Once again, Scott Derrickson is right in his element with this supernatural angle to the story. A follower of the Christian faith, the importance of Derrickson’s spiritual life is a recurring theme in his filmmaking projects. In a 2014 interview with Steven D. Greydanus from the publication Decent Films, Derrickson discussed the characteristics of the horror genre that give it such potential for exploring Christianity:
“For me, [horror] is the perfect genre for a person of faith to work in. You can think about good and evil pretty openly. I always talk about it being the genre of non-denial. I like the fact that it’s a genre about confronting evil, confronting what’s frightening in the world. I like the mystery of the genre. It’s a genre that takes the mystery in the world very seriously. There are a lot of voices that are broadcasting that the world is explainable. Corporate America limits the world to consumerism. Science can limit it to the material world. Even religion limits it to a lot of theories that can explain everything. I think we need cinema to break that apart and remind us that we’re not in control, and we don’t understand as much as we think do.”

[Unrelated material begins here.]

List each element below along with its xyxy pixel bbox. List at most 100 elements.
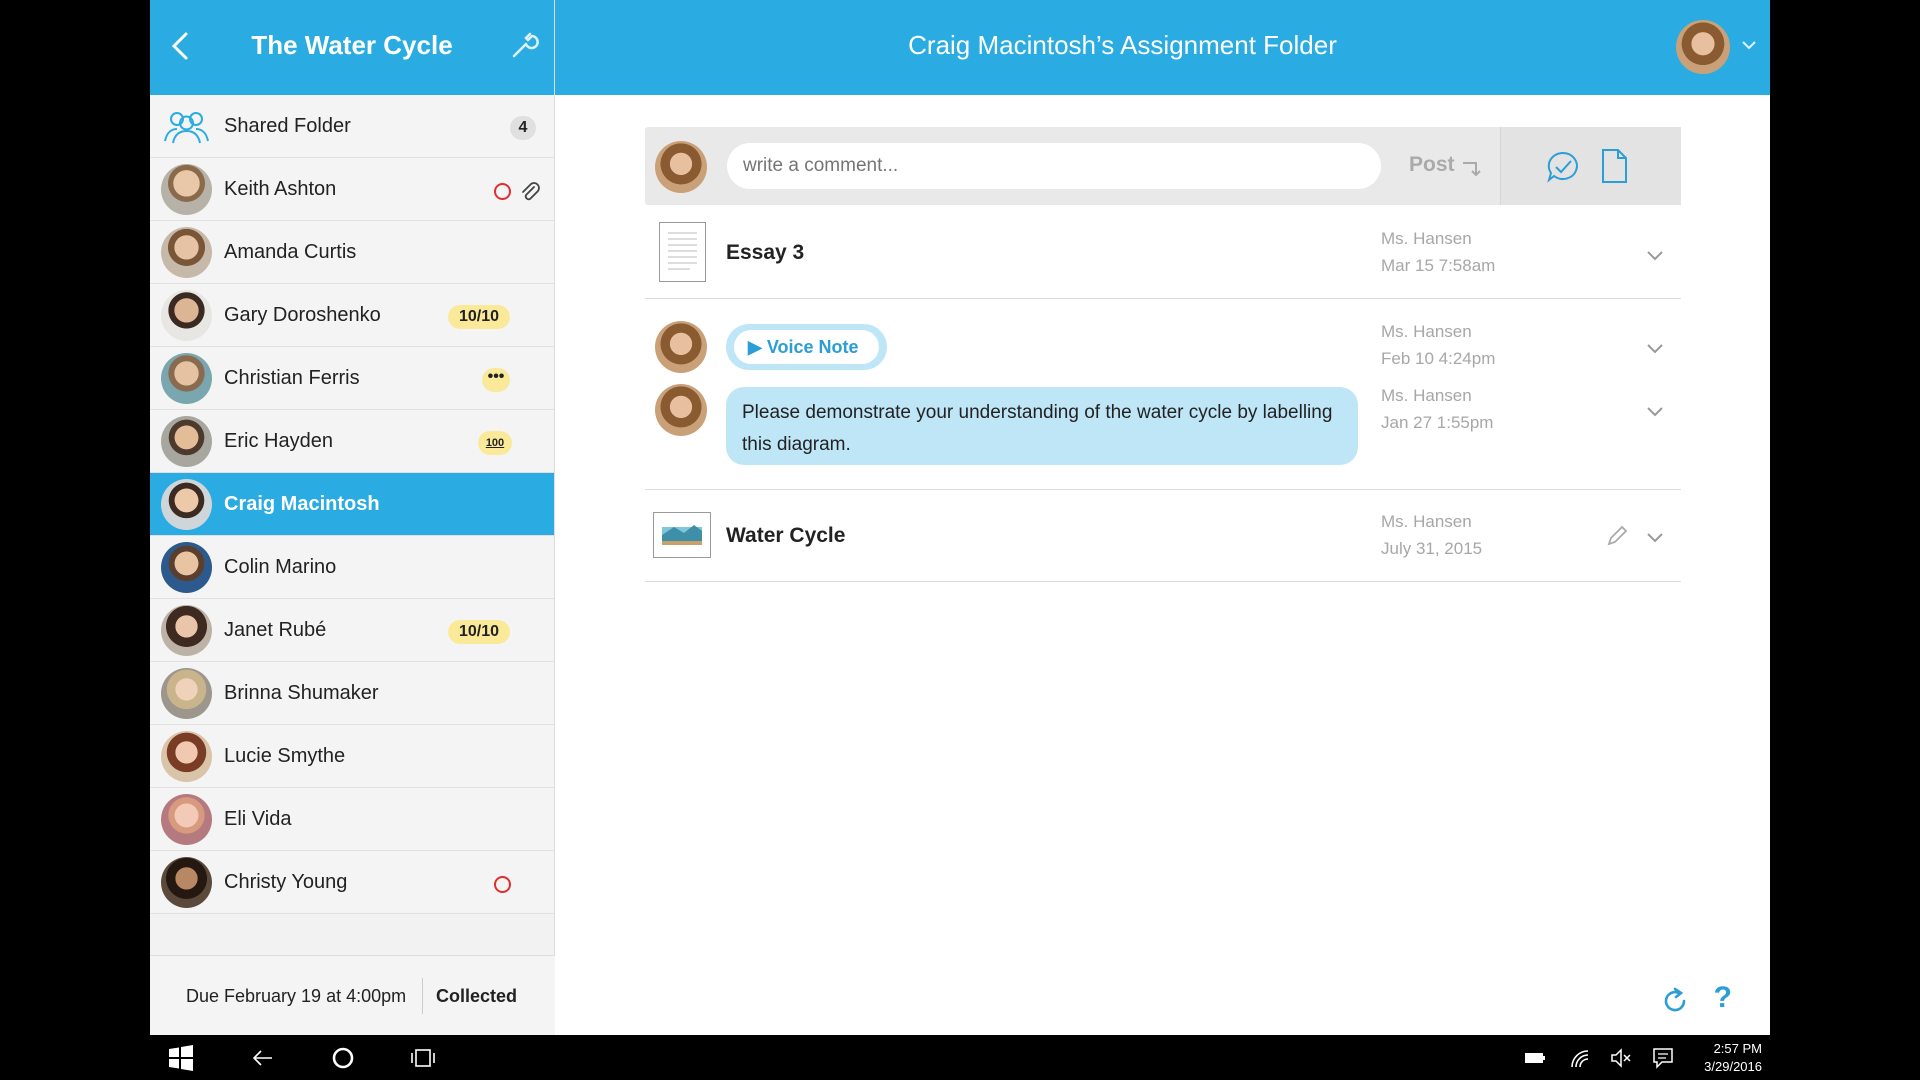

The Black Phone works best when it plays to Derrickson’s strengths in visual storytelling, atmospheric horror, and spiritual dialogue. Unfortunately, the film as a whole is distracted by a sluggish first act and rushed conclusion that left me sitting in the theater thinking to myself, “Oh, so that’s it?” But, make no mistake — this summer horror flick will find its audience and turn a solid profit thanks to Blumhouse Productions’ tried and true business model.
The Black Phone is now playing in theaters nationwide.